Man were has the time gone. I approached 32 better than I did when I was coming up to 30. I was fine with 30, kept telling myself it is just a number who cares. Then the week of 2 years ago, I dreaded my birthday. Plus ALOT of CRAP was going on in my personal life. Seems like everything that could happen, did. But with my amazing friends, many tears, and God never leaving my side. I came through that bad storm of CRAP.

This year I had minor meltdown one day. I was touchy, hence pissy when Ryan would try to have fun with me. I would litterally bite his head off. He made me open up and I told him that I wish my mom was here to celebrate my birthday. Or just to talk to her. I told him, I know you don't understand what I am going through and that you think I need to "get over this." I said I will never get over this. I will just learn to move past it, learn how to deal. I also told him, I might have a few more meltdowns in the years to come. He said that is fine. I told him lastly that other than my good friends, he is the only one I can talk to about this.
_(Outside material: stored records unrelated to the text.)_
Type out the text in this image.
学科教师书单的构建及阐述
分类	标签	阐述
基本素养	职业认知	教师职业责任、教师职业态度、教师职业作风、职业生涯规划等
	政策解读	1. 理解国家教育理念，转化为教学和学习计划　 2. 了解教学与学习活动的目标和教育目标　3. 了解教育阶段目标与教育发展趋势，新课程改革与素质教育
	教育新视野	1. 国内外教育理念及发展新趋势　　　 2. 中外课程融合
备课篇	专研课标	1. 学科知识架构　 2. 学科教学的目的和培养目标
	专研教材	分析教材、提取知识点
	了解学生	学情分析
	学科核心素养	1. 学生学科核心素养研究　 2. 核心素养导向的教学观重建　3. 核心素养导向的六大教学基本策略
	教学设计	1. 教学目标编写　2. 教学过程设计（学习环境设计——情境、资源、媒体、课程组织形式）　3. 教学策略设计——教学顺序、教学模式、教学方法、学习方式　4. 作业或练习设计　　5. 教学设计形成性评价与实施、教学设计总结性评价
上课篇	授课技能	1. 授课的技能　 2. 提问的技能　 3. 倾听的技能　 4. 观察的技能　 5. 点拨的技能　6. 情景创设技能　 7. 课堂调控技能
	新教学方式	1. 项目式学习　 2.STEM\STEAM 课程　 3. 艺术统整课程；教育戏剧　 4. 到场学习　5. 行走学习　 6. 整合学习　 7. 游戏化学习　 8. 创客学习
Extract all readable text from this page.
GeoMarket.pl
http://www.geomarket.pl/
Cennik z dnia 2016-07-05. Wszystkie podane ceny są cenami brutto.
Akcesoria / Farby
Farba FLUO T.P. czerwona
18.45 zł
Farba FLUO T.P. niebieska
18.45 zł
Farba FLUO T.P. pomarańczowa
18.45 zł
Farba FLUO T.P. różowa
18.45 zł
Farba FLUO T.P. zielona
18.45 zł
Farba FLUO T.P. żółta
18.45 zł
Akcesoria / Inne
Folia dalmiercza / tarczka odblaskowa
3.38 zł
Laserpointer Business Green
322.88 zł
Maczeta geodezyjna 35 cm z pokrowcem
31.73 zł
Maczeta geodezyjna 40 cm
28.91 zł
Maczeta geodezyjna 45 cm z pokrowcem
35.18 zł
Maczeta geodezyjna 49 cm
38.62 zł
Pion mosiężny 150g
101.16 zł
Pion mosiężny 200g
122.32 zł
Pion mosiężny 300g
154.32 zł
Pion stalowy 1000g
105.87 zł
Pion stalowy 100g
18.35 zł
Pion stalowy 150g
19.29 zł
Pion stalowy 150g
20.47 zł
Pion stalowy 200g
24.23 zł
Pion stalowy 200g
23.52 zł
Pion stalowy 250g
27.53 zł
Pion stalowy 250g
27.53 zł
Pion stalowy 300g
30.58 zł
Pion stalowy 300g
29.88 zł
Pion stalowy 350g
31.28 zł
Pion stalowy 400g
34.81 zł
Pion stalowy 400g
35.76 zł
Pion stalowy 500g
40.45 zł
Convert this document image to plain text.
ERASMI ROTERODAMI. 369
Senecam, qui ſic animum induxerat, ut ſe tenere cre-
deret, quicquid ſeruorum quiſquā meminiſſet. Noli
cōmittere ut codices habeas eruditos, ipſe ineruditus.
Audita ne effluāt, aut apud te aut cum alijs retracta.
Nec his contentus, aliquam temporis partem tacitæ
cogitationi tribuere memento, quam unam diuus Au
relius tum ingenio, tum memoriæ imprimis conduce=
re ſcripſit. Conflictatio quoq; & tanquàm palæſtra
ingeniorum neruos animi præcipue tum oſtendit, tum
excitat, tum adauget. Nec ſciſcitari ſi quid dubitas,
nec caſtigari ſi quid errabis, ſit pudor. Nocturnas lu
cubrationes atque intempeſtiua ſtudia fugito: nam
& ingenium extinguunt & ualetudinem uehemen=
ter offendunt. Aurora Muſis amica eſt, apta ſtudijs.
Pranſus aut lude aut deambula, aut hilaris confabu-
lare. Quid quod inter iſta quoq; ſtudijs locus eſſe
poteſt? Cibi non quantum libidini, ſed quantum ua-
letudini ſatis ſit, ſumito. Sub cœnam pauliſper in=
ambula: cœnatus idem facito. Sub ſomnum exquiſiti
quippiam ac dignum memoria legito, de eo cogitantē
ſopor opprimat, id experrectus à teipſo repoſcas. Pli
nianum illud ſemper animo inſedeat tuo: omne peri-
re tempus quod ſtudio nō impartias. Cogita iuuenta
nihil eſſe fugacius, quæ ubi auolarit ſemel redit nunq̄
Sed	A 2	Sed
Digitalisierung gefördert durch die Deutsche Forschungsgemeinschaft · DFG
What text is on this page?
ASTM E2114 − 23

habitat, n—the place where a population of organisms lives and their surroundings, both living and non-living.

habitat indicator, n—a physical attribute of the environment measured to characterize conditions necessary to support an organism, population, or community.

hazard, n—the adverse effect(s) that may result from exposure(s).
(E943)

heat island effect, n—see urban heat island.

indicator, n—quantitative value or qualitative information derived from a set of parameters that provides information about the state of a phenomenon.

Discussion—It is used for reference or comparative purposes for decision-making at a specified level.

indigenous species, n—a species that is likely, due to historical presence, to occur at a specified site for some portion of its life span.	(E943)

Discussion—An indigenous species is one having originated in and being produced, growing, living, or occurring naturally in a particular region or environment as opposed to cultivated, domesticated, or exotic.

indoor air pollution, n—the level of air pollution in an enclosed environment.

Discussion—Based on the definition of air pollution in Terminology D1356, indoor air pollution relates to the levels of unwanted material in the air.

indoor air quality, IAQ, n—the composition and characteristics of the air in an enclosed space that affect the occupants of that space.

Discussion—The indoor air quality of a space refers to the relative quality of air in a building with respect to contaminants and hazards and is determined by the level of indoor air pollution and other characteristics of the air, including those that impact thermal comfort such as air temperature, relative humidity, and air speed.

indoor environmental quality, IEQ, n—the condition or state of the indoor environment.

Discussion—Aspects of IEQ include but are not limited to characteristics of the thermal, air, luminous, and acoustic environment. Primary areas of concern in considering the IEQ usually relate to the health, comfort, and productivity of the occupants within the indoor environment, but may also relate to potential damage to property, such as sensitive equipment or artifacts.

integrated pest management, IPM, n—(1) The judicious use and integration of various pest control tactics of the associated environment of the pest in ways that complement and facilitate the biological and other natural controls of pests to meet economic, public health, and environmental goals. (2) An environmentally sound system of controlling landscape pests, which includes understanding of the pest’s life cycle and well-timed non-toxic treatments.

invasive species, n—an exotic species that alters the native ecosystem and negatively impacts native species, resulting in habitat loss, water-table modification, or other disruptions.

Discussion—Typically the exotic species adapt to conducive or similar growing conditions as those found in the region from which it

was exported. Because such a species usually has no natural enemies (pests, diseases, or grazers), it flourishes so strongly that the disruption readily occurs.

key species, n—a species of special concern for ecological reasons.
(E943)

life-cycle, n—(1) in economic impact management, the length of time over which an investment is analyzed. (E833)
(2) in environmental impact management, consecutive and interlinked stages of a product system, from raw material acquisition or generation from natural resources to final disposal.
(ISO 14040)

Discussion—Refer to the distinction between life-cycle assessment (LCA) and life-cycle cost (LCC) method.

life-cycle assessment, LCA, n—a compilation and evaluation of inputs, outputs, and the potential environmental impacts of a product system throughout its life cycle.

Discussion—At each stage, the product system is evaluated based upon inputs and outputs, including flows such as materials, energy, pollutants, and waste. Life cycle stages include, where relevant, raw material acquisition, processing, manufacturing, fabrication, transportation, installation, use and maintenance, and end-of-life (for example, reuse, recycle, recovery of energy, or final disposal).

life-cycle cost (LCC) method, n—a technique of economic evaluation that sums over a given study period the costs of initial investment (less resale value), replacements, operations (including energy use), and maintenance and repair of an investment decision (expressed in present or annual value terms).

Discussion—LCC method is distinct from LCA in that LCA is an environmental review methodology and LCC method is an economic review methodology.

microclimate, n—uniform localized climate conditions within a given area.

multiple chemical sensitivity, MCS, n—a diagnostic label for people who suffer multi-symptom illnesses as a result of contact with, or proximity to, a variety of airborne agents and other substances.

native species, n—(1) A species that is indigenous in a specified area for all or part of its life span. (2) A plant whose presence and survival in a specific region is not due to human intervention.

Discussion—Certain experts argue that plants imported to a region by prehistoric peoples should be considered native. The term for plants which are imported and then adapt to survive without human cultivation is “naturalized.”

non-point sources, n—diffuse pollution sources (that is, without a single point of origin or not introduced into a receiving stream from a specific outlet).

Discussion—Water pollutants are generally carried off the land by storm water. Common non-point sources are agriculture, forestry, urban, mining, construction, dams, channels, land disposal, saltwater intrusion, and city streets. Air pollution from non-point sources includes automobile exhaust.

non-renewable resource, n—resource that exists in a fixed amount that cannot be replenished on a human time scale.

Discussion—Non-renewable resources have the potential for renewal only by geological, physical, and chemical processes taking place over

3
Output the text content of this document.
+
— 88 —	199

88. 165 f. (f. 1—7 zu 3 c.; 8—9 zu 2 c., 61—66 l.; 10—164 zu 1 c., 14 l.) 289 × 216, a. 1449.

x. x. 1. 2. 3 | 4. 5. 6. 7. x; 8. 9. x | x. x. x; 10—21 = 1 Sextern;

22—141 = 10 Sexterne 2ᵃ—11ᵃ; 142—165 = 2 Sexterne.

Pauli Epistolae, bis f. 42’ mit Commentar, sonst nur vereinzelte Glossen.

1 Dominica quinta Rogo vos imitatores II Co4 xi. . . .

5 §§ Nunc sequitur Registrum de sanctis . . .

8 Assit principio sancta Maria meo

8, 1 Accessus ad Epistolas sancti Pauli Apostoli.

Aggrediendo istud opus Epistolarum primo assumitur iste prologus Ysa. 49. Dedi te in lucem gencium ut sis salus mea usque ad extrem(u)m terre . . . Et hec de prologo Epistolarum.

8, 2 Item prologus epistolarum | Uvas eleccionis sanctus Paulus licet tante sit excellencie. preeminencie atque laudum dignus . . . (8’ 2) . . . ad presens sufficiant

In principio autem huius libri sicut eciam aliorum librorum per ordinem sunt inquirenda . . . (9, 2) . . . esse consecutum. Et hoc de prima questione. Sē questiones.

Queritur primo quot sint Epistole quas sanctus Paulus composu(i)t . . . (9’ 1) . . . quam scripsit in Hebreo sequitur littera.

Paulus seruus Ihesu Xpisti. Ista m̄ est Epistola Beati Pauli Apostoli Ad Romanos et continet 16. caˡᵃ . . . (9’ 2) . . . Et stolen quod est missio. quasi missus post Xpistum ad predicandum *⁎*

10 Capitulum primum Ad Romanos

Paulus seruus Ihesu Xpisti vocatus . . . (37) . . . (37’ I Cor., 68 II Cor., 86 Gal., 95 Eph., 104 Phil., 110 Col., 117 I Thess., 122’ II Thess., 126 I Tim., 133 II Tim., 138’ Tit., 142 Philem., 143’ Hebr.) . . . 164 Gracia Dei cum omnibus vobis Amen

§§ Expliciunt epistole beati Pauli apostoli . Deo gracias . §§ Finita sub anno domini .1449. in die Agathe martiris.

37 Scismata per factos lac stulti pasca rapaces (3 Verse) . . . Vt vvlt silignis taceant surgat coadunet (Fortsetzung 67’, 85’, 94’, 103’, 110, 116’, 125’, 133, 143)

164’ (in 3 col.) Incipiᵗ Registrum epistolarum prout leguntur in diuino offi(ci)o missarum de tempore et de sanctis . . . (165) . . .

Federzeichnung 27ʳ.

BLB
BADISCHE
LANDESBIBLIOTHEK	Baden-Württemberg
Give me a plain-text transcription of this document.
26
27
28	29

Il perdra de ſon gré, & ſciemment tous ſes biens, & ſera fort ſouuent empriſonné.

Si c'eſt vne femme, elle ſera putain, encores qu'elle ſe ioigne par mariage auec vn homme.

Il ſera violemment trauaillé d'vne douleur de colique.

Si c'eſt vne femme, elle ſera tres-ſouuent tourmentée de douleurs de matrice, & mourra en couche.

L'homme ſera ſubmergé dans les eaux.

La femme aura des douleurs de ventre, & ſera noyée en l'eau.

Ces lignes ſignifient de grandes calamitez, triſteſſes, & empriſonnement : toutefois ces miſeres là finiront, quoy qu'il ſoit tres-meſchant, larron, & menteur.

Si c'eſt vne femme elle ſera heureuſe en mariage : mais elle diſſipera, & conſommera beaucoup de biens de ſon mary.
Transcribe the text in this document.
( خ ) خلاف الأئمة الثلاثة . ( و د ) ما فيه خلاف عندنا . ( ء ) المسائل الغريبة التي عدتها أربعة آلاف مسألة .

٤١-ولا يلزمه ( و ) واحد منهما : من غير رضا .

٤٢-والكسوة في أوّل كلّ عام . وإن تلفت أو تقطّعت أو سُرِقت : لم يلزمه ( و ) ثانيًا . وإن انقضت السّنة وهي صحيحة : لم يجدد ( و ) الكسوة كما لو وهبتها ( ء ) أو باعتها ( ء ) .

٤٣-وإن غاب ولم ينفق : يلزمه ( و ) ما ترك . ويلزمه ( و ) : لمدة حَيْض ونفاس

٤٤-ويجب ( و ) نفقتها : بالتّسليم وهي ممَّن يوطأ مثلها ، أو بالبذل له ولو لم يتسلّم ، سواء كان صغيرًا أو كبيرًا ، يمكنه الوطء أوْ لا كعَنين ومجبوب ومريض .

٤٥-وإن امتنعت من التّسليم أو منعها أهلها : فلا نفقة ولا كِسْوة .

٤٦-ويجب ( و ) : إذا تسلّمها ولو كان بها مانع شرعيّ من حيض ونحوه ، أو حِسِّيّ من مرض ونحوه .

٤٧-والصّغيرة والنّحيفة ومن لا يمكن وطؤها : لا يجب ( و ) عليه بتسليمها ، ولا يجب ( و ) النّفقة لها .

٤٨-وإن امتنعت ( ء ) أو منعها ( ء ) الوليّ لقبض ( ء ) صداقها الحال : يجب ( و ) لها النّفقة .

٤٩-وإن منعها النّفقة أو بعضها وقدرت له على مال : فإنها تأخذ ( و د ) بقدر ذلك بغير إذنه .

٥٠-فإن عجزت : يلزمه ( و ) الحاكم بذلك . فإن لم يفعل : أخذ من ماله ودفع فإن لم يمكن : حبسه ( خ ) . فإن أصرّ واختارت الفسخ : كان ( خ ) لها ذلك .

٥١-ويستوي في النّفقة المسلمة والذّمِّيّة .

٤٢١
I don't feel right talking to my family about how i am feeling with my mom's death, cause they then turn it on themselves and how they are feeling. Not what I need at the time.

But Ryan gave me a big hug, and I cried on his shoulder. He said I know I may not understand what you are going through. Since you were closer, much closer, with your mom than I am with mine. I said I know that. I said I will try, but it has gotten better than the year she died. When I would cry with just seeing a commercial or Pastor speaking in his sermon or a song played church or on the radio.

I can honestly tell you I am better now. Now back to the topic at hand. My birfday! ;)

For all you who aren't on facebook, this is what Ryan got me.


Aren't they pretty? He asked me if I was suprised. I said nope. He goes then, "maybe I will stop getting you roses or flowers." I said, " then you will have one not so happy woman on your hands." I also said, I new I was getting roses, just didn't know what color I would be getting. That is the suprise. He goes, "Oh okay."

This is were we went for supper that night.


Very amazing food! I even got a $5 gift certificate for it being my birthday. Woo hoo!

This is the last installment of my birthday. Technically I did it for Ryan, but he says it is for me. Since I complain to him about not going to plays or musicals with me. So here we go. Hell must be freezing over! ;) hahahahaha!


We are going to the PAC Saturday afternoon at 2. Can't wait! Should be fun!

Talk to you all soon! Sorry for the minor vent in the beginning. I needed it.